Furthermore, Figs 6–8 of Hass et al were not reproduced. I believe this would be useful to ascertain the quality of the replication as it tests the model implementation under different input or parameter settings and thus confirms that replication is achieved not just for a single setting.

Reproducibility of the replication

I could run all scripts "out of the box". The resulting figures differed in part markedly from the figures in the paper by Rempel et al. I believe that his is due to (a) lack of control of random seeding and (b) poor choices for plotting.

I consider control over random numbers essential in simulations. The sequence of random numbers used in a simulation must be fully controllable to allow a check for reproducibility. With the present code, I can only conclude that figures differ, but cannot tell whether that is because of different random sequences or other issues. I have confirmed that two different runs of Main.py result in different spike rasters, so lack of control over random numbers is definitely an issue. Until that is fixed, it is not possible to check whether results are reproducible.

Two noticeable differences were the following: First, the histograms I obtained for Fig 5a and 5b look very different from those in the manuscript by Rempel et al, because (a) there was one data point at 30mV and that (b) because of this outlier and the choice of fixing the number of historgram bins (instead of fixing the bin width), the distribution at lower values is very poorly resolved. Second, in the Fig 15 generated by my run, the leftmost data point for L5 shows a value of 60±3% compared to 70±3% for the corresponding graph in the manuscript and showing monotonic increase.

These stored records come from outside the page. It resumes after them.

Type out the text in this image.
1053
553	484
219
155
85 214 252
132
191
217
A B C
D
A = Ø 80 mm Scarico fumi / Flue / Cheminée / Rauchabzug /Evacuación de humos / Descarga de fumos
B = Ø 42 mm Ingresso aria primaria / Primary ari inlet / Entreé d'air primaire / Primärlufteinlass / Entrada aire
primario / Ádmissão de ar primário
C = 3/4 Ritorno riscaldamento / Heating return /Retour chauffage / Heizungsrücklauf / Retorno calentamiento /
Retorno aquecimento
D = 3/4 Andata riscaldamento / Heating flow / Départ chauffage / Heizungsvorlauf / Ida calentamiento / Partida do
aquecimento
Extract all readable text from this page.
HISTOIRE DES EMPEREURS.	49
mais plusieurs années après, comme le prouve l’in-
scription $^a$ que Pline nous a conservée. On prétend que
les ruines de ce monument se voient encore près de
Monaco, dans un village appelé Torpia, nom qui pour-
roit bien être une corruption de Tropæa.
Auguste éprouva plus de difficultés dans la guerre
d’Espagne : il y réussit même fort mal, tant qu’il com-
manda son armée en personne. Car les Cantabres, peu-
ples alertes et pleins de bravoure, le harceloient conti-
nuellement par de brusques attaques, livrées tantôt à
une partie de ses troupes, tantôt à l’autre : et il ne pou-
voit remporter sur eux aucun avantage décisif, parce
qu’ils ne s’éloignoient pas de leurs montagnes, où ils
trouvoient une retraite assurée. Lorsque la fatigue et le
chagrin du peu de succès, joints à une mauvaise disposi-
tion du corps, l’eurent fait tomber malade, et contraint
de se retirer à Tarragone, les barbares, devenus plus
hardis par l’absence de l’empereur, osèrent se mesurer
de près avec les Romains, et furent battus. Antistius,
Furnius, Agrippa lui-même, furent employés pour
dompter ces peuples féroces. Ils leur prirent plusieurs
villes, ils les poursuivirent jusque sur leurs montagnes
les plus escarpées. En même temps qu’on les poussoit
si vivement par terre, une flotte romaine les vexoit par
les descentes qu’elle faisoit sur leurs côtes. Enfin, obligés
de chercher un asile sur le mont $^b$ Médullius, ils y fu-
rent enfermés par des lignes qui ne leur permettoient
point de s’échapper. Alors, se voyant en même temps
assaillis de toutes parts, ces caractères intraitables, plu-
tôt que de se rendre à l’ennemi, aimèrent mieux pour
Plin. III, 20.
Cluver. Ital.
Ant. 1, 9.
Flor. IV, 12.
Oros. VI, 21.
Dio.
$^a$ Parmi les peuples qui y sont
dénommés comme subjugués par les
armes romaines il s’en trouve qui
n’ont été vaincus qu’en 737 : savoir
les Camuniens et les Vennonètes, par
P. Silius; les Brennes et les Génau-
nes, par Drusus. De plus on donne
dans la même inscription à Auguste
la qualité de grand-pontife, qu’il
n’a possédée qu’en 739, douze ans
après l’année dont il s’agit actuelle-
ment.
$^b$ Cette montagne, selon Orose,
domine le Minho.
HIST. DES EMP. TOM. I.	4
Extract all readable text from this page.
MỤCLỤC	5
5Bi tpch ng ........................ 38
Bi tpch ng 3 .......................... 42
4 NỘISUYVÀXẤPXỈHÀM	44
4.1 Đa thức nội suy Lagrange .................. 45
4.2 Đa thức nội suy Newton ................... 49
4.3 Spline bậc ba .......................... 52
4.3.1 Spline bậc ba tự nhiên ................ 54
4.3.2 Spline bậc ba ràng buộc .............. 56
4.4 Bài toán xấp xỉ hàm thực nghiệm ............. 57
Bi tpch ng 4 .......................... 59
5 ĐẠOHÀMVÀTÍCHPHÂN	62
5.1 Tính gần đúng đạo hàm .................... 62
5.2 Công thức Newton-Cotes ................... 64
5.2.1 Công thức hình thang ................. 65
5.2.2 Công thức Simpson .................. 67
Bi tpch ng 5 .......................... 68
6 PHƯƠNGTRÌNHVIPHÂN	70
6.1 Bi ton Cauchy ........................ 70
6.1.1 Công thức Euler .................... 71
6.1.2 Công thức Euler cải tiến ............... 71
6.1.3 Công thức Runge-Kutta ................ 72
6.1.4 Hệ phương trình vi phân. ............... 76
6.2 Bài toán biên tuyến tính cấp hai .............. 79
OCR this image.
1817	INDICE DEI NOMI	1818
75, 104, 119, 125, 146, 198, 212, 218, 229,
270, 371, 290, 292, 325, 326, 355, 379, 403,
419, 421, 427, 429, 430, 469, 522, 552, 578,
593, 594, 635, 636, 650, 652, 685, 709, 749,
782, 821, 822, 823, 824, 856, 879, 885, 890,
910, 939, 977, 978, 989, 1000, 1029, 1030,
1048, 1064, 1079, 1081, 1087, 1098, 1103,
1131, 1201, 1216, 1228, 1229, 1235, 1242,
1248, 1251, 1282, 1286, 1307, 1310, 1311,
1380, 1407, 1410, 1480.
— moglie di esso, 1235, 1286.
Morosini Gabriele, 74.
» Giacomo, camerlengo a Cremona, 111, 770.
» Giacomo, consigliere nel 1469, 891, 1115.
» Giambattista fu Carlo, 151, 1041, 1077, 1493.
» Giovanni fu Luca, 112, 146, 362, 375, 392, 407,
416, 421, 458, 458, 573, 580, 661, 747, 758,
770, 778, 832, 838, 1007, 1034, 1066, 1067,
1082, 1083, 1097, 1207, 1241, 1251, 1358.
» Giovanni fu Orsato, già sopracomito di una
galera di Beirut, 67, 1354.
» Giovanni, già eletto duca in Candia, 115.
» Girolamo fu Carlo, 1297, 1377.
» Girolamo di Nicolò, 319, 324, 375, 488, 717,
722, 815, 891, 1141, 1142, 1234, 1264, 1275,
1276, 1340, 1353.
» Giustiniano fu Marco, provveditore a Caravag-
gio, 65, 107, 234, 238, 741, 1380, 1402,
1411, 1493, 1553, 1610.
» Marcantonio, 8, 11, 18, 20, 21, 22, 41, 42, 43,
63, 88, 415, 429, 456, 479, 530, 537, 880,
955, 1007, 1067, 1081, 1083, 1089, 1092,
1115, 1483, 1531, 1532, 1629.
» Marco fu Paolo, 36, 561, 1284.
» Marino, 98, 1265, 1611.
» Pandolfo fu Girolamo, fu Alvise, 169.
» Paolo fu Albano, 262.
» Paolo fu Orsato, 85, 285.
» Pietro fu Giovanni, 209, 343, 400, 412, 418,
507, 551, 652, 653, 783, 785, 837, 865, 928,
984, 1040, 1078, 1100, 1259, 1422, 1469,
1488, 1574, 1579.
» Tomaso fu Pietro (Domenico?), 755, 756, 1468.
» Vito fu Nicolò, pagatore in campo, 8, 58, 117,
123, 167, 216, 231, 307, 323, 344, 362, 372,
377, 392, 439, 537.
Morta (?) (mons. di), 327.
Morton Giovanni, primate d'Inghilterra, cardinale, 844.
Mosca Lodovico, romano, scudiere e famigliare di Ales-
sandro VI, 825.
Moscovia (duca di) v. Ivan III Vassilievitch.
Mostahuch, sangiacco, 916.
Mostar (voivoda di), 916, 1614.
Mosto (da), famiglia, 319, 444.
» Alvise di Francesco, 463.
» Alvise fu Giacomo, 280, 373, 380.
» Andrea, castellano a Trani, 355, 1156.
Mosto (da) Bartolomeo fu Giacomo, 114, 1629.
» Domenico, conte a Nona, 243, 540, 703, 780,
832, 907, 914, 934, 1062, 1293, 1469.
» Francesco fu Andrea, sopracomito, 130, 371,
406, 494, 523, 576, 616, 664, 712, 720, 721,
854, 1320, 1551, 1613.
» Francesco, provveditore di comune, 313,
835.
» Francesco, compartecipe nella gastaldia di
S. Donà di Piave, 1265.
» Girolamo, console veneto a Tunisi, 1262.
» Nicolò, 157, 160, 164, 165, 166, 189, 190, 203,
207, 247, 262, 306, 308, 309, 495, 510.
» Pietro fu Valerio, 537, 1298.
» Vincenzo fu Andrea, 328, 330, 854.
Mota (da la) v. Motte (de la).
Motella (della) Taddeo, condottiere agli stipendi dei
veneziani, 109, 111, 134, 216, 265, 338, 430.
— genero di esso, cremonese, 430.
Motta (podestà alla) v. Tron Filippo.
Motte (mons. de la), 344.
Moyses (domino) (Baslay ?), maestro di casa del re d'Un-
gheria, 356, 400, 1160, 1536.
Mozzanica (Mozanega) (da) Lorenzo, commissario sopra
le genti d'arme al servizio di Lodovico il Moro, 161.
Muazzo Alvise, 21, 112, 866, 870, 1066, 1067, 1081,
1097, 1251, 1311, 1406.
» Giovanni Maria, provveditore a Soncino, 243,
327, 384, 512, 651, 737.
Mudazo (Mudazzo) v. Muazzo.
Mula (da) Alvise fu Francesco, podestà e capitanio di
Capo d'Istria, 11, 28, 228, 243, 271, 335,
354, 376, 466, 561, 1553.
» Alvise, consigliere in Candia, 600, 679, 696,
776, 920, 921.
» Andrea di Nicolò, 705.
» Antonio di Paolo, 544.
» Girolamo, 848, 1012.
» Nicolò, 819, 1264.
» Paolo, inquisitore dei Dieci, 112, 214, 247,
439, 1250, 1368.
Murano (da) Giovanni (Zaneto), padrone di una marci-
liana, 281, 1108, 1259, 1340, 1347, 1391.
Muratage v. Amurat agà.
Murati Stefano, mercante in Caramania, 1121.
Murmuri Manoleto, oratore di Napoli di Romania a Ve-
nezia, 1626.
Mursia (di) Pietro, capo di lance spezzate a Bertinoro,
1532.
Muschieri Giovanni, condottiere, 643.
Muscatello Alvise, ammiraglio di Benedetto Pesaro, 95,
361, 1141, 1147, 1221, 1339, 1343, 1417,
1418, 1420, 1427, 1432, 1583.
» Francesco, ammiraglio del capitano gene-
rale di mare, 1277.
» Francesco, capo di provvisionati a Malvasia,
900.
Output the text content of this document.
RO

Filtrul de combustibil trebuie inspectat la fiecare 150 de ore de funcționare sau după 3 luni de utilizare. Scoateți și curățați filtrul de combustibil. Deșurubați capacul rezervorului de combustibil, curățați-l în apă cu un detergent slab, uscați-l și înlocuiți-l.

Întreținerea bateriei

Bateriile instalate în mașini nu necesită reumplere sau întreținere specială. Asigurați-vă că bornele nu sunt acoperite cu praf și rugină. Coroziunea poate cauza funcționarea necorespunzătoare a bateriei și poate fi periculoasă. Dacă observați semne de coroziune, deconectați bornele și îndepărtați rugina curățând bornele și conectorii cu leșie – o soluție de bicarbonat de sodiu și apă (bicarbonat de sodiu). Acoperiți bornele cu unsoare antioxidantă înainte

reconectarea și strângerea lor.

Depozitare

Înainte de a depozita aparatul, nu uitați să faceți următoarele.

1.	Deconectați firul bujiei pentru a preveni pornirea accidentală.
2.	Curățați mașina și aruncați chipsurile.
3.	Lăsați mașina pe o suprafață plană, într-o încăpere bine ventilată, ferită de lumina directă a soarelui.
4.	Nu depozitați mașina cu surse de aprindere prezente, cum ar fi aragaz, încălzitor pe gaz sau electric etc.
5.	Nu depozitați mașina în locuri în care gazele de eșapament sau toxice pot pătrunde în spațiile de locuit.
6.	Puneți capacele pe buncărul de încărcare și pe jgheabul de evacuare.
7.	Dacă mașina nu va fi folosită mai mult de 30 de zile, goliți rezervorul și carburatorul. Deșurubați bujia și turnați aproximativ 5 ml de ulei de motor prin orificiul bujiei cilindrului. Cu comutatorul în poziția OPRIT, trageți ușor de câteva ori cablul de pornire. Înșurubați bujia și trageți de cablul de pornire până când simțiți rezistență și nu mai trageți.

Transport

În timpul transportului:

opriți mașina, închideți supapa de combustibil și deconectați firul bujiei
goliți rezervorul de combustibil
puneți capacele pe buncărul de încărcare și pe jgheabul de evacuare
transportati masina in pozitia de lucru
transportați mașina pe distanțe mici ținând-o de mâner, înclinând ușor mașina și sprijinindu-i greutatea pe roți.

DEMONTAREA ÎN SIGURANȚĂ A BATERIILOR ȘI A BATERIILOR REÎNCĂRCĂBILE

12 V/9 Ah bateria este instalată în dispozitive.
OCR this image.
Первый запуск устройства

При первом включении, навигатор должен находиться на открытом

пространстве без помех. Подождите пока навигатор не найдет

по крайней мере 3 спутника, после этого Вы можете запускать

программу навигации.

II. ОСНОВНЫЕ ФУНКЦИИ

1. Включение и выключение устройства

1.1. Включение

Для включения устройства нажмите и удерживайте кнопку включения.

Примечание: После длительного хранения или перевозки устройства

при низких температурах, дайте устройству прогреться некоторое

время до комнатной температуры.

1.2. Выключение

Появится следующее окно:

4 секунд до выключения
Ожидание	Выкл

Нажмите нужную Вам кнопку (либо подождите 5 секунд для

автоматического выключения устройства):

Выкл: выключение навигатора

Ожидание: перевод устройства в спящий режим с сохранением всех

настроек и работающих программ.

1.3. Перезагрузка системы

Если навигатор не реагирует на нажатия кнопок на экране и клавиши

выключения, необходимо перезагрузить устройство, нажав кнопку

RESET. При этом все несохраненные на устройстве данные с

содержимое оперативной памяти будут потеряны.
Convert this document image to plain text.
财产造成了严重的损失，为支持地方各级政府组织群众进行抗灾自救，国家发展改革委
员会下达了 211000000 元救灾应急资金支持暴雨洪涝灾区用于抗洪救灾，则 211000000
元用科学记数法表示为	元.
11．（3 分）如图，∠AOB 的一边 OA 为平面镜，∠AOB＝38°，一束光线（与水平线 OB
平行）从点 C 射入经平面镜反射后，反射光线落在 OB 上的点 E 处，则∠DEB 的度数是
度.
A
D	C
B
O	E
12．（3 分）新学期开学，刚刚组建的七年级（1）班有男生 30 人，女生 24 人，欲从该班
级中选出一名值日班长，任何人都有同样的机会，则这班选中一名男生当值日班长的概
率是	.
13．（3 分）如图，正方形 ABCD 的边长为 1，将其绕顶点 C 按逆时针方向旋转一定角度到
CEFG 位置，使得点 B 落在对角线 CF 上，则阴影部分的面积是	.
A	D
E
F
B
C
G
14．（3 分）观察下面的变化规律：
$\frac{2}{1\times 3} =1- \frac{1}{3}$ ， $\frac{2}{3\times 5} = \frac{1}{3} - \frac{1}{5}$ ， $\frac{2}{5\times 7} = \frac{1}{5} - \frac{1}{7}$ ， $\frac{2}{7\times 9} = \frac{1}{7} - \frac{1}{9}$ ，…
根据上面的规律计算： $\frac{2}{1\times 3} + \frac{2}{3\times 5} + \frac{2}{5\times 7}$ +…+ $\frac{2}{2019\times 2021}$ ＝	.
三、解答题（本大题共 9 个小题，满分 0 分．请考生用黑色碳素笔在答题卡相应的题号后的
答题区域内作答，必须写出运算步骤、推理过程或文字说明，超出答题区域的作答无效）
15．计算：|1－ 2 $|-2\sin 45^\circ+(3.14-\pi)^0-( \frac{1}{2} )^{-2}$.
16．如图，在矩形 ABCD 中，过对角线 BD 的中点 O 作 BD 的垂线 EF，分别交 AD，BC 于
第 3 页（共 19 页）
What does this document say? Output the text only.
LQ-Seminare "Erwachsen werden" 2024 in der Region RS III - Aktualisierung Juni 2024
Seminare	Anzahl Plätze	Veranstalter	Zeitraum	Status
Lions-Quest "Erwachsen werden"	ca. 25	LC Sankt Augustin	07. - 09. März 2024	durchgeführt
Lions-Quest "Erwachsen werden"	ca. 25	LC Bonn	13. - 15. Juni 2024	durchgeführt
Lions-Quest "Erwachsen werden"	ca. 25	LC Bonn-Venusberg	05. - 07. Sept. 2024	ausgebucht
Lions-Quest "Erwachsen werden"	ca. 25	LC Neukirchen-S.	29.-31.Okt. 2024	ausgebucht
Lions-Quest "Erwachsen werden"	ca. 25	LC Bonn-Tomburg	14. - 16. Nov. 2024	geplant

The difference in Fig 15 between the two runs is considerably larger than the SEM, with one run showing monotonic increase as found by Hass et al, and one a decrease from the leftmost to the second data point from the left. This raises a general concern about the replicability of results, as they seem prone to considerable flucutation. To address this issue, I would suggest to obtain more data for this data point from both the original code and the replicated code, e.g., 100 trials for each and then compare the responses. I find it plausible that the network might from trial to trial either show a response (let's say as a burst of 100 spikes) while in other cases it continues baseline firing (let's say 10 spikes during the same time). Then, with a small number of trials (18), the average number of spikes might vary considerably between different sets of trials and the SEM of the spike count might not be the most suitable measure of statistic significance. If my hypothesis is right (response or no response), it might be more suitable to test this as a Bernoulli experiment. Furthemore, looking closer at Figs 5A and 5C of Hass et al, it appears that changing the variability of parameters also changes the baseline firing activity, which raises the question of where looking at overall spike counts is the right measure of response. Should one not rather look at the change in firing activity observed? Looking closely at your Fig 14 (corresponding to their 5C), it seems as if there is a second wave of activity approx 10 ms after the inital response in your case, but not in the Hass et al figure. Maybe such second waves could also lead to significant fluctuations in responses.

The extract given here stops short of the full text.